4. The client sends the file to available block and HDFS internally splits that file according to the block size.
5. This 200MB file is divided into a.txt(64MB), b.txt(64MB), c.txt(64MB) and d.txt(8MB). Default replication factor in hdfs is 3. Client puts the file a.txt in DataNode 1 (block 1) and this block is replicated into block numbered 2 and 4.
6. Block 4 sends an acknowledgement(ack) to block 2 and block 2 sends ack to block 1.
7. Block 1 gives ack to client. This ack contains information about replication of block 1 data.
8. After a specific interval of time every block sends block report and a heartbeat (default time is 3 second) to NameNode.

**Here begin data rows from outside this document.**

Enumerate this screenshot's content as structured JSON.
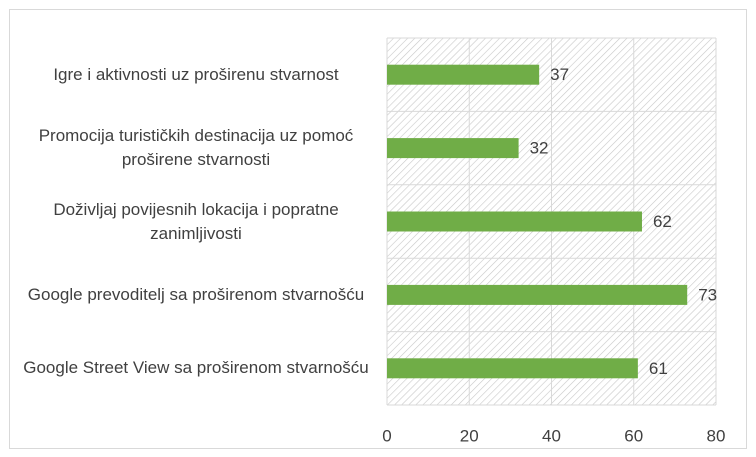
{
  "chart_data": {
    "type": "bar",
    "orientation": "horizontal",
    "categories": [
      "Igre i aktivnosti uz proširenu stvarnost",
      "Promocija turističkih destinacija uz pomoć proširene stvarnosti",
      "Doživljaj povijesnih lokacija i popratne zanimljivosti",
      "Google prevoditelj sa proširenom stvarnošću",
      "Google Street View sa proširenom stvarnošću"
    ],
    "values": [
      37,
      32,
      62,
      73,
      61
    ],
    "color": "#70ad47",
    "xlim": [
      0,
      80
    ],
    "xticks": [
      0,
      20,
      40,
      60,
      80
    ],
    "grid": true
  }
}
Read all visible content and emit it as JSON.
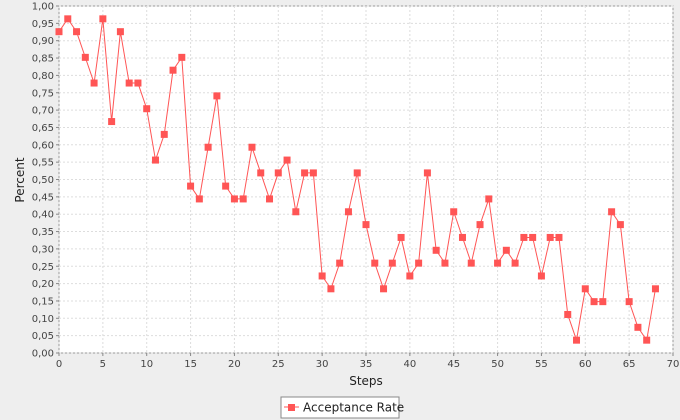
{
  "chart_data": {
    "type": "line",
    "xlabel": "Steps",
    "ylabel": "Percent",
    "xlim": [
      0,
      70
    ],
    "ylim": [
      0,
      1.0
    ],
    "x_ticks": [
      "0",
      "5",
      "10",
      "15",
      "20",
      "25",
      "30",
      "35",
      "40",
      "45",
      "50",
      "55",
      "60",
      "65",
      "70"
    ],
    "y_ticks": [
      "0,00",
      "0,05",
      "0,10",
      "0,15",
      "0,20",
      "0,25",
      "0,30",
      "0,35",
      "0,40",
      "0,45",
      "0,50",
      "0,55",
      "0,60",
      "0,65",
      "0,70",
      "0,75",
      "0,80",
      "0,85",
      "0,90",
      "0,95",
      "1,00"
    ],
    "grid": true,
    "legend_position": "bottom-center",
    "series": [
      {
        "name": "Acceptance Rate",
        "color": "#ff5555",
        "marker": "square",
        "x": [
          0,
          1,
          2,
          3,
          4,
          5,
          6,
          7,
          8,
          9,
          10,
          11,
          12,
          13,
          14,
          15,
          16,
          17,
          18,
          19,
          20,
          21,
          22,
          23,
          24,
          25,
          26,
          27,
          28,
          29,
          30,
          31,
          32,
          33,
          34,
          35,
          36,
          37,
          38,
          39,
          40,
          41,
          42,
          43,
          44,
          45,
          46,
          47,
          48,
          49,
          50,
          51,
          52,
          53,
          54,
          55,
          56,
          57,
          58,
          59,
          60,
          61,
          62,
          63,
          64,
          65,
          66,
          67,
          68
        ],
        "values": [
          0.926,
          0.963,
          0.926,
          0.852,
          0.778,
          0.963,
          0.667,
          0.926,
          0.778,
          0.778,
          0.704,
          0.556,
          0.63,
          0.815,
          0.852,
          0.481,
          0.444,
          0.593,
          0.741,
          0.481,
          0.444,
          0.444,
          0.593,
          0.519,
          0.444,
          0.519,
          0.556,
          0.407,
          0.519,
          0.519,
          0.222,
          0.185,
          0.259,
          0.407,
          0.519,
          0.37,
          0.259,
          0.185,
          0.259,
          0.333,
          0.222,
          0.259,
          0.519,
          0.296,
          0.259,
          0.407,
          0.333,
          0.259,
          0.37,
          0.444,
          0.259,
          0.296,
          0.259,
          0.333,
          0.333,
          0.222,
          0.333,
          0.333,
          0.111,
          0.037,
          0.185,
          0.148,
          0.148,
          0.407,
          0.37,
          0.148,
          0.074,
          0.037,
          0.185
        ]
      }
    ]
  }
}
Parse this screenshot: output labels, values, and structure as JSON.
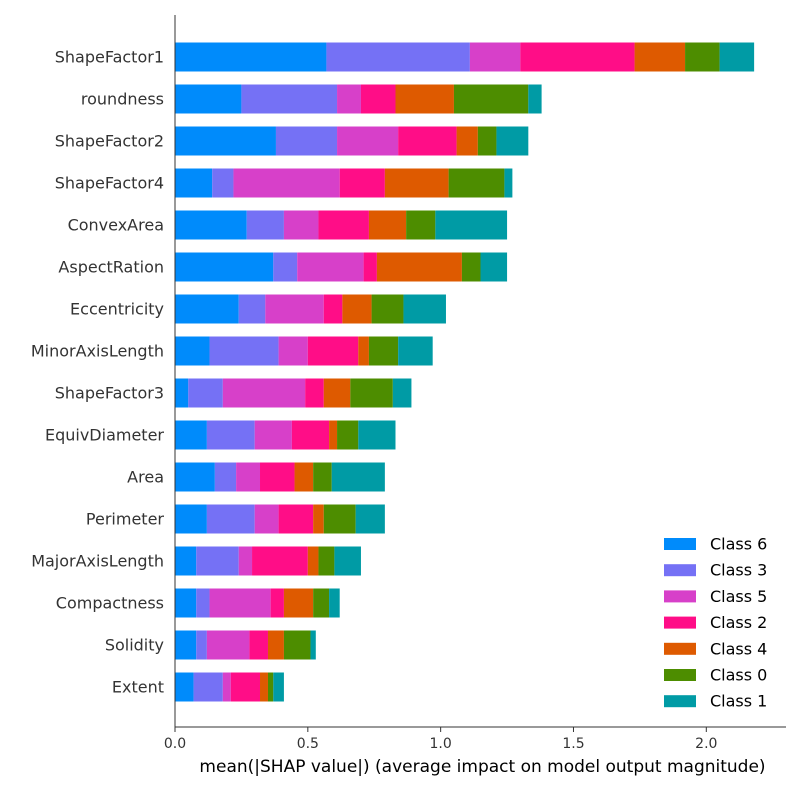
{
  "chart_data": {
    "type": "bar",
    "orientation": "horizontal",
    "stacked": true,
    "xlabel": "mean(|SHAP value|) (average impact on model output magnitude)",
    "ylabel": "",
    "xlim": [
      0,
      2.3
    ],
    "xticks": [
      0.0,
      0.5,
      1.0,
      1.5,
      2.0
    ],
    "xtick_labels": [
      "0.0",
      "0.5",
      "1.0",
      "1.5",
      "2.0"
    ],
    "grid": false,
    "legend_position": "bottom-right",
    "categories": [
      "ShapeFactor1",
      "roundness",
      "ShapeFactor2",
      "ShapeFactor4",
      "ConvexArea",
      "AspectRation",
      "Eccentricity",
      "MinorAxisLength",
      "ShapeFactor3",
      "EquivDiameter",
      "Area",
      "Perimeter",
      "MajorAxisLength",
      "Compactness",
      "Solidity",
      "Extent"
    ],
    "series": [
      {
        "name": "Class 6",
        "color": "#008bfb",
        "values": [
          0.57,
          0.25,
          0.38,
          0.14,
          0.27,
          0.37,
          0.24,
          0.13,
          0.05,
          0.12,
          0.15,
          0.12,
          0.08,
          0.08,
          0.08,
          0.07
        ]
      },
      {
        "name": "Class 3",
        "color": "#7571f5",
        "values": [
          0.54,
          0.36,
          0.23,
          0.08,
          0.14,
          0.09,
          0.1,
          0.26,
          0.13,
          0.18,
          0.08,
          0.18,
          0.16,
          0.05,
          0.04,
          0.11
        ]
      },
      {
        "name": "Class 5",
        "color": "#d740c9",
        "values": [
          0.19,
          0.09,
          0.23,
          0.4,
          0.13,
          0.25,
          0.22,
          0.11,
          0.31,
          0.14,
          0.09,
          0.09,
          0.05,
          0.23,
          0.16,
          0.03
        ]
      },
      {
        "name": "Class 2",
        "color": "#ff0d87",
        "values": [
          0.43,
          0.13,
          0.22,
          0.17,
          0.19,
          0.05,
          0.07,
          0.19,
          0.07,
          0.14,
          0.13,
          0.13,
          0.21,
          0.05,
          0.07,
          0.11
        ]
      },
      {
        "name": "Class 4",
        "color": "#de5a00",
        "values": [
          0.19,
          0.22,
          0.08,
          0.24,
          0.14,
          0.32,
          0.11,
          0.04,
          0.1,
          0.03,
          0.07,
          0.04,
          0.04,
          0.11,
          0.06,
          0.03
        ]
      },
      {
        "name": "Class 0",
        "color": "#4d8d00",
        "values": [
          0.13,
          0.28,
          0.07,
          0.21,
          0.11,
          0.07,
          0.12,
          0.11,
          0.16,
          0.08,
          0.07,
          0.12,
          0.06,
          0.06,
          0.1,
          0.02
        ]
      },
      {
        "name": "Class 1",
        "color": "#009ba5",
        "values": [
          0.13,
          0.05,
          0.12,
          0.03,
          0.27,
          0.1,
          0.16,
          0.13,
          0.07,
          0.14,
          0.2,
          0.11,
          0.1,
          0.04,
          0.02,
          0.04
        ]
      }
    ]
  }
}
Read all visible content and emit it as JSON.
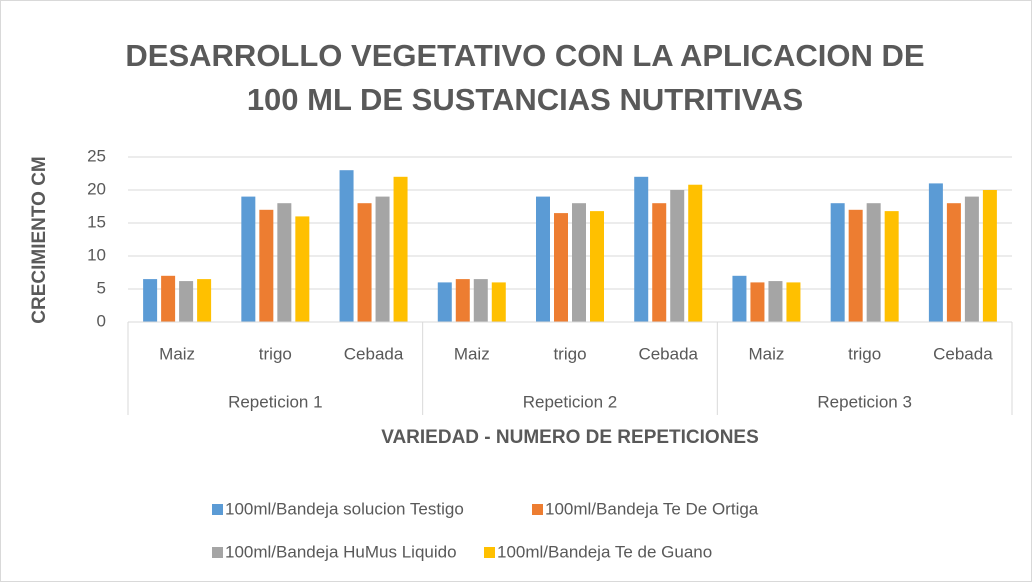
{
  "chart_data": {
    "type": "bar",
    "title": [
      "DESARROLLO VEGETATIVO CON LA APLICACION DE",
      "100 ML DE SUSTANCIAS NUTRITIVAS"
    ],
    "x_label": "VARIEDAD - NUMERO DE REPETICIONES",
    "y_label": "CRECIMIENTO CM",
    "categories": [
      "Maiz",
      "trigo",
      "Cebada",
      "Maiz",
      "trigo",
      "Cebada",
      "Maiz",
      "trigo",
      "Cebada"
    ],
    "category_groups": [
      "Repeticion 1",
      "Repeticion 2",
      "Repeticion 3"
    ],
    "series": [
      {
        "name": "100ml/Bandeja solucion Testigo",
        "color": "#5b9bd5",
        "values": [
          6.5,
          19,
          23,
          6,
          19,
          22,
          7,
          18,
          21
        ]
      },
      {
        "name": "100ml/Bandeja Te De Ortiga",
        "color": "#ed7d31",
        "values": [
          7,
          17,
          18,
          6.5,
          16.5,
          18,
          6,
          17,
          18
        ]
      },
      {
        "name": "100ml/Bandeja HuMus Liquido",
        "color": "#a5a5a5",
        "values": [
          6.2,
          18,
          19,
          6.5,
          18,
          20,
          6.2,
          18,
          19
        ]
      },
      {
        "name": "100ml/Bandeja Te de Guano",
        "color": "#ffc000",
        "values": [
          6.5,
          16,
          22,
          6,
          16.8,
          20.8,
          6,
          16.8,
          20
        ]
      }
    ],
    "ylim": [
      0,
      25
    ],
    "yticks": [
      0,
      5,
      10,
      15,
      20,
      25
    ],
    "grid": true,
    "legend": "bottom"
  }
}
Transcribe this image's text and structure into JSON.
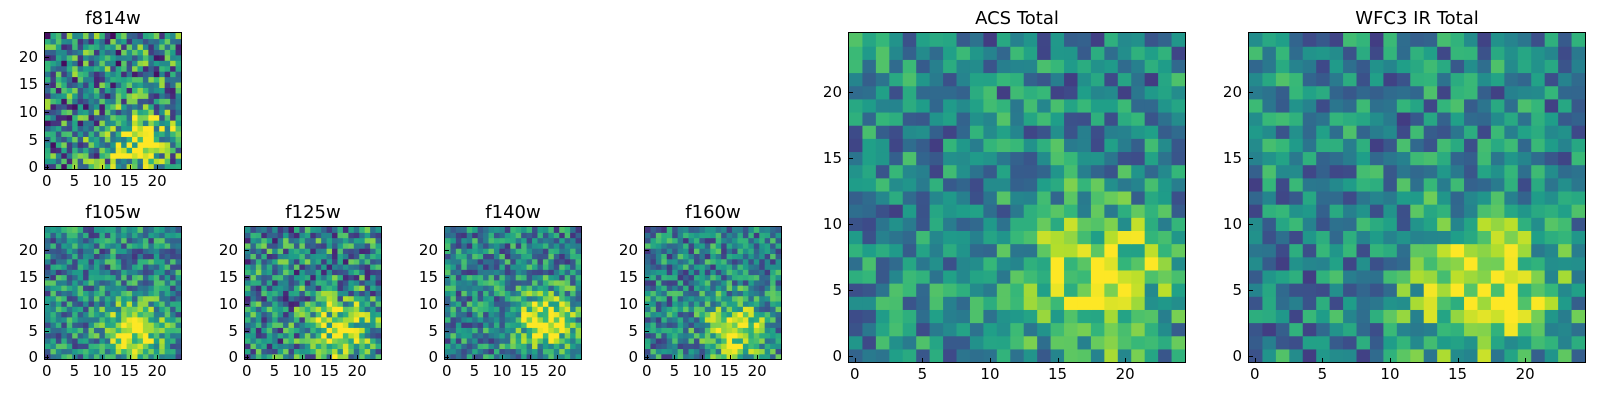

9. The block report contains the metadata of the block and the heartbeat of a node symbolizes that node is alive.
10. If any DataNode in the cluster fails, NameNode allocates another node which contains that replicated information and manages another free node to maintain the replication factor.
11. Succedingly, JobTracker comes into the picture.
12. JobTracker needs data for processing. So it contacts NameNode for block info. JobTracker sends code on particular DataNode for processing.
13. As in master slave communication JobTracker cannot directly contact DataNode, it contacts TaskTracker.
14. Map: The process where JobTracker sends information to TaskTracker.
15. TaskTracker then communicate with DataNode and processes the data available in DataNode.
16. Reducer resides in any of the DataNode that combines all o/p files.
17. Alongwith heartbeat, info about o/p file is stored in metadata.
18. The client will know o/p info by reading metadata and will directly fetch that o/p file.
19. If DataNode fails, then JobTracker assign the task to another DataNode where the replicated data is available.
How JobTracker tracks the alive status of TaskTracker? TaskTracker gives hearbeat to JobTracker after every 3 second.